1:40 PM: Home. Francisco gets ready to go pick Mariel up from school. I put water on to boil–pasta’s always an easy lunch!–and start straightening up. We change the other kids’ diapers, get them dressed, and I vacuum.
2:00 PM: Francisco straps on his rollerblades and zips off to pick up Mariel. I add the pasta to the water and prep toppings.
2:37 PM: Francisco and Mariel arrive home. Orion falls asleep. I call a PR person to request photos for an article for The Latin Kitchen.
3:00 PM: Guest arrives. Lunch is served.
4:00 PM: Guest leaves. Francisco takes Orion and Mariel to the playground. Olivia naps. I work on action items for the Cuba workshop: finding and sending some photos to Conner; cleaning up our list of resources so that the formatting is consistent; pulling the email list for the participants to send them an update message about materials they should bring. I also draw up an evite for the May 24 dinner for Cultures & Cuisines and start working on the guest list. I follow up on a last-minute article opportunity, sending materials an editor has requested for a time-sensitive piece.
6:00 PM: Francisco and kids return home. Two oldest kids go into bathtub; Francisco starts cooking dinner. Mariel gets out of bath and we start homework. She goes to visit a neighbor. I play with “the littles,” submit the Girl Scout cookie order, and plan pick up with the troop co-leader.
7:10PM: I feed the littles.
7:30 PM: Mariel comes home and eats dinner. I make a cocktail and, of course, drink it.
8:00 PM: Start to get kids ready for bed, helping them brush teeth, choosing books to read, and getting them into bed. Read books. Talk. Do a last round of milk for the two youngest. Lights out by 9:00 PM.

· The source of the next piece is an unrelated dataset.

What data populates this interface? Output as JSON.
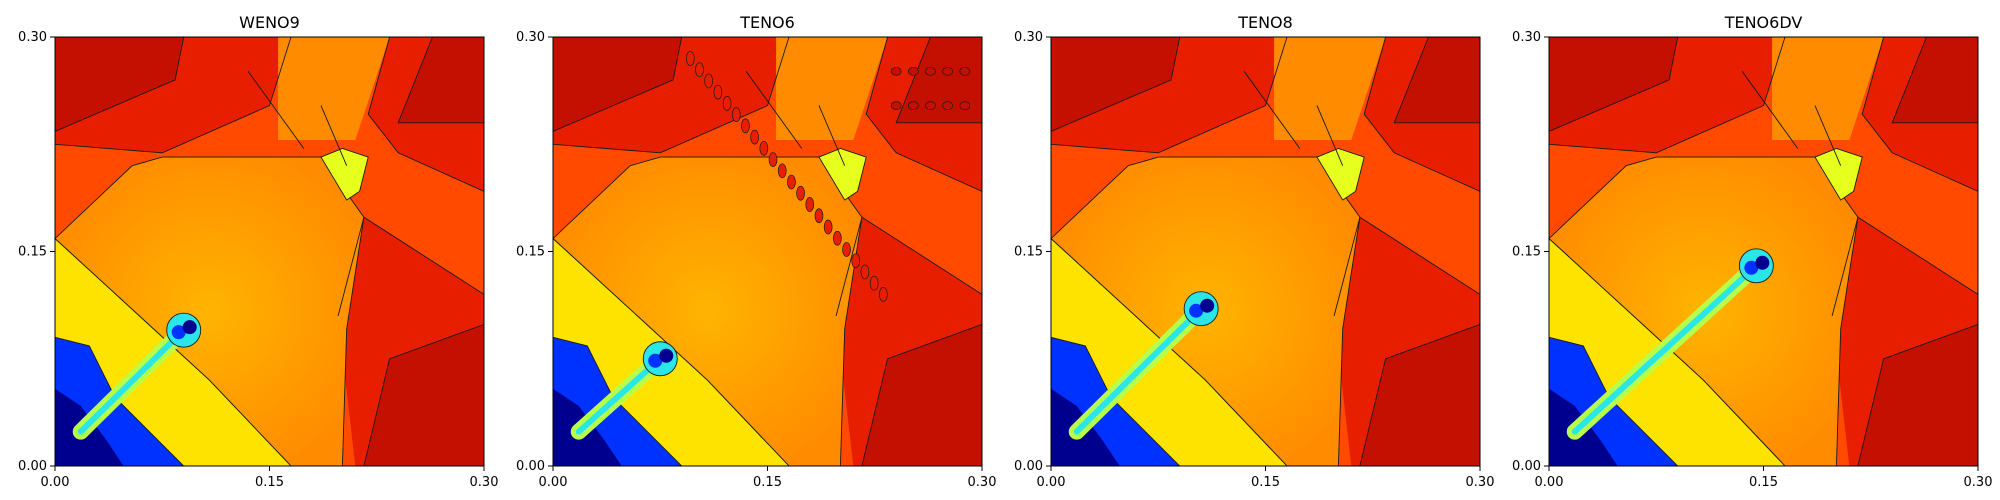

8:20 PM: Francisco leaves to do some errands: grocery store, post office, pick up keys for a friend who needs him to let in guests while she’s out of town.
9:00-10:20 PM: Wait for Orion to fall asleep. I fall asleep in the process, waking up when I hear the wind blowing over a container in the kitchen.
10:20 PM: Wake up. Kids all asleep. I wash bottles and prep them anew, wash dishes, put away food, make Mariel’s lunch for tomorrow, and set out breakfast items for the morning.
10:30 PM: Francisco comes home. We talk and catch up and plan how we’re managing the rest of the week.
11:00 PM- 1:30 AM: I continue working on the Cuba workshop materials. Orion wakes up and has a stuffy nose so fusses. I bring him out to the living room to sleep and fall asleep with him around 2:00 AM.